This tutorial covers how to perform upserts (MERGE) in Delta tables on Databricks, with both hard deletes and soft deletes (using SCD1 style).
1. 🔹 Introduction
In Delta Lake, the MERGE operation (also called UPSERT) lets you:
- Update rows in the target table when keys match.
- Insert rows when keys don’t exist.
- Delete or mark inactive rows when they exist in target but not in source.
👉 This is the same concept as Slowly Changing Dimension Type 1 (SCD1) in data warehousing.
2. 🔹 Setup: Create EMP (target) table
We’ll use an EMP table as the target.
CREATE TABLE IF NOT EXISTS dev.bronze.emp (
emp_id INT,
emp_name STRING,
dept_code STRING,
salary DOUBLE
);
-- Insert initial data
INSERT INTO dev.bronze.emp VALUES
(101, 'Alice', 'D101', 10000),
(102, 'Bob', 'D102', 12000),
(103, 'Charlie', 'D101', 11000),
(104, 'David', 'D103', 9000),
(105, 'Eve', 'D104', 9500);
-- Check data
SELECT * FROM dev.bronze.emp;
3. 🔹 Create EMP_UPDATES (source) table
This table will hold updates and new rows.
CREATE TABLE dev.bronze.emp_updates (
emp_id INT,
emp_name STRING,
dept_code STRING,
salary DOUBLE
);
-- Insert updates (existing employees with new salary)
INSERT INTO dev.bronze.emp_updates VALUES
(101, 'Alice', 'D101', 15000),
(102, 'Bob', 'D102', 16000),
(104, 'David', 'D103', 17000);
-- Insert a new employee
INSERT INTO dev.bronze.emp_updates VALUES
(106, 'Rohan', 'D103', 10000);
-- Check source data
SELECT * FROM dev.bronze.emp_updates;
👉 Now we have 3 updates + 1 new record.
4. 🔹 MERGE for Upserts
Update existing employees, insert new ones.

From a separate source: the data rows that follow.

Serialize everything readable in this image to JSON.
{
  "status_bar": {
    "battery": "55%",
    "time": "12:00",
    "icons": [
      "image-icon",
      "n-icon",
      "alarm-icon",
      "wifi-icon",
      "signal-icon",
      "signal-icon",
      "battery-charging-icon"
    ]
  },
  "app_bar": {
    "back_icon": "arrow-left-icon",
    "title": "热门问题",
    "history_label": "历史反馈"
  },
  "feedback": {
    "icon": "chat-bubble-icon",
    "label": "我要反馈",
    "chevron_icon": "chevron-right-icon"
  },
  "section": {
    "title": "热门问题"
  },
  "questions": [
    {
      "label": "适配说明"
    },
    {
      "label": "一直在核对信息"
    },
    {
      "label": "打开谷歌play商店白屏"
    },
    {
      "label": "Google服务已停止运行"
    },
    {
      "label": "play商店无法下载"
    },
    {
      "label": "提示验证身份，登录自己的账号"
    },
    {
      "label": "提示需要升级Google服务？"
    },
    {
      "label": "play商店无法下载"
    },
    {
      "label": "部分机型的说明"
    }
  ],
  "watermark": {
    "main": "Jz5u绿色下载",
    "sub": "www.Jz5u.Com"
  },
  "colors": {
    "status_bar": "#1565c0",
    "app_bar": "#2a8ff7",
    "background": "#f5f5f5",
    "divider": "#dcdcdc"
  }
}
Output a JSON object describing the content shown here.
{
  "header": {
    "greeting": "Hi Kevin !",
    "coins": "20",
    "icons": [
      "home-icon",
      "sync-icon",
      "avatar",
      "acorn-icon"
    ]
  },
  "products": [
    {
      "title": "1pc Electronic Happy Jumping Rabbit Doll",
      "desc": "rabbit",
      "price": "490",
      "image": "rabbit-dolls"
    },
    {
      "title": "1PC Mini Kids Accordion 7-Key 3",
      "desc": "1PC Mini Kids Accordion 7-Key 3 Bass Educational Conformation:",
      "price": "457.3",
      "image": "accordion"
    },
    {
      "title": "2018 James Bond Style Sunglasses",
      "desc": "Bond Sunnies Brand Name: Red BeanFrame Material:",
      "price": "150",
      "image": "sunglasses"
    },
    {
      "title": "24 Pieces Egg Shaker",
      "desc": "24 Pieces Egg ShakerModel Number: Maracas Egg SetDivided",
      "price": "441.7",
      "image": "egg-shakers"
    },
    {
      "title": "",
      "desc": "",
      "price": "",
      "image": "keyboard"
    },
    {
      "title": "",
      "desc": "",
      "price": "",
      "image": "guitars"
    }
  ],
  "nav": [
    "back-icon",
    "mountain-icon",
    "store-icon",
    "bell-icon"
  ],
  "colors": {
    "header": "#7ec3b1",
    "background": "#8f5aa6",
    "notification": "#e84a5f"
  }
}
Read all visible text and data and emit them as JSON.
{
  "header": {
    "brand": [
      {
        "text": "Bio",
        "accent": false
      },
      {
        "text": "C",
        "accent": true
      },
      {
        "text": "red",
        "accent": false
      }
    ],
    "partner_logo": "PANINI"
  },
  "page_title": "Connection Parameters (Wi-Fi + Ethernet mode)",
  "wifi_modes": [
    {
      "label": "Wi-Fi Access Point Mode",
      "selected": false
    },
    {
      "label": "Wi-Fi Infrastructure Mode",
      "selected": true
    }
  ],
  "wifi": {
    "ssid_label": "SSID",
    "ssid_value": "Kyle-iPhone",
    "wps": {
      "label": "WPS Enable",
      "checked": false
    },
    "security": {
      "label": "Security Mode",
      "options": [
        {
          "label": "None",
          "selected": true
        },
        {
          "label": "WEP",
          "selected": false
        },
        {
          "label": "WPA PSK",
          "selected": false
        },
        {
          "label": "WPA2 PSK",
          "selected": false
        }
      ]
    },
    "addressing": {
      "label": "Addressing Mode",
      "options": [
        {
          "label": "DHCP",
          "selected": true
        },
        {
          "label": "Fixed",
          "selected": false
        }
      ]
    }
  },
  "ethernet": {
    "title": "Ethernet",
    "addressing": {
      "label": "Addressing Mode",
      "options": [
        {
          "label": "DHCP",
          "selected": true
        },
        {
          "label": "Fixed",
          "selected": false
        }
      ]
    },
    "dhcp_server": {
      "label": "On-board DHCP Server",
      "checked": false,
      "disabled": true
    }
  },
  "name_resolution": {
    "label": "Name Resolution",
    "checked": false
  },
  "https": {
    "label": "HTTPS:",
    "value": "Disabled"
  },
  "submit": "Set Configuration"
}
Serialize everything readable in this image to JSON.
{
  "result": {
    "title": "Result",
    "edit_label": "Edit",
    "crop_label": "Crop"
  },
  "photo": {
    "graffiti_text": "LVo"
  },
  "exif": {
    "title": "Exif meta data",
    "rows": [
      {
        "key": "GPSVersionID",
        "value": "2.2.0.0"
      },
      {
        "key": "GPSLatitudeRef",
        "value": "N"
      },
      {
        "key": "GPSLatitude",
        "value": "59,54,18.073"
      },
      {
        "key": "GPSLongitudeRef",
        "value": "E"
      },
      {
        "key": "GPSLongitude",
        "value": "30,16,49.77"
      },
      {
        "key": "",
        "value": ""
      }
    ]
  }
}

MERGE INTO dev.bronze.emp AS e
USING dev.bronze.emp_updates AS u
ON e.emp_id = u.emp_id
WHEN MATCHED THEN
UPDATE SET e.salary = u.salary
WHEN NOT MATCHED THEN
INSERT *;
📌 Results:
- Alice (101), Bob (102), David (104) → salary updated.
- Rohan (106) → inserted as new row.
Check:
SELECT * FROM dev.bronze.emp;
5. 🔹 Hard Deletes (Remove missing records)
Suppose source doesn’t have emp_id 103 and 105.
We want to delete them from target.
MERGE INTO dev.bronze.emp AS e
USING dev.bronze.emp_updates AS u
ON e.emp_id = u.emp_id
WHEN NOT MATCHED BY SOURCE THEN
DELETE;
📌 emp_id 103, 105 → deleted.
Check:
SELECT * FROM dev.bronze.emp;
6. 🔹 Soft Deletes (SCD1 style)
Instead of deleting, we mark records inactive.
Step 1: Add column
ALTER TABLE dev.bronze.emp ADD COLUMNS (is_active STRING);
👉 All existing rows get NULL by default.
Step 2: Modify MERGE for soft delete
MERGE INTO dev.bronze.emp AS e
USING dev.bronze.emp_updates AS u
ON e.emp_id = u.emp_id
WHEN MATCHED THEN
UPDATE SET e.salary = u.salary, e.is_active = 'Y'
WHEN NOT MATCHED THEN
INSERT (emp_id, emp_name, dept_code, salary, is_active)
VALUES (u.emp_id, u.emp_name, u.dept_code, u.salary, 'Y')
WHEN NOT MATCHED BY SOURCE THEN
UPDATE SET e.is_active = 'N';
📌 Behavior:
- Updated rows → marked Y.
- New rows → inserted with Y.
- Missing rows (e.g., 103, 105) → marked as N instead of being deleted.
Check:
SELECT * FROM dev.bronze.emp;
7. 🔹 Benefits of MERGE
- Handles incremental loads seamlessly.
- Supports real-time updates in Delta.
- Allows hard deletes (completely remove) or soft deletes (mark inactive).
- Enables auditable, consistent data pipelines.
✅ Final Recap
- MERGE (Upsert/SCD1) = Update existing + Insert new.
- Can also delete missing records (
WHEN NOT MATCHED BY SOURCE THEN DELETE). - For soft deletes, add a column (e.g.,
is_active) and mark inactive instead of removing.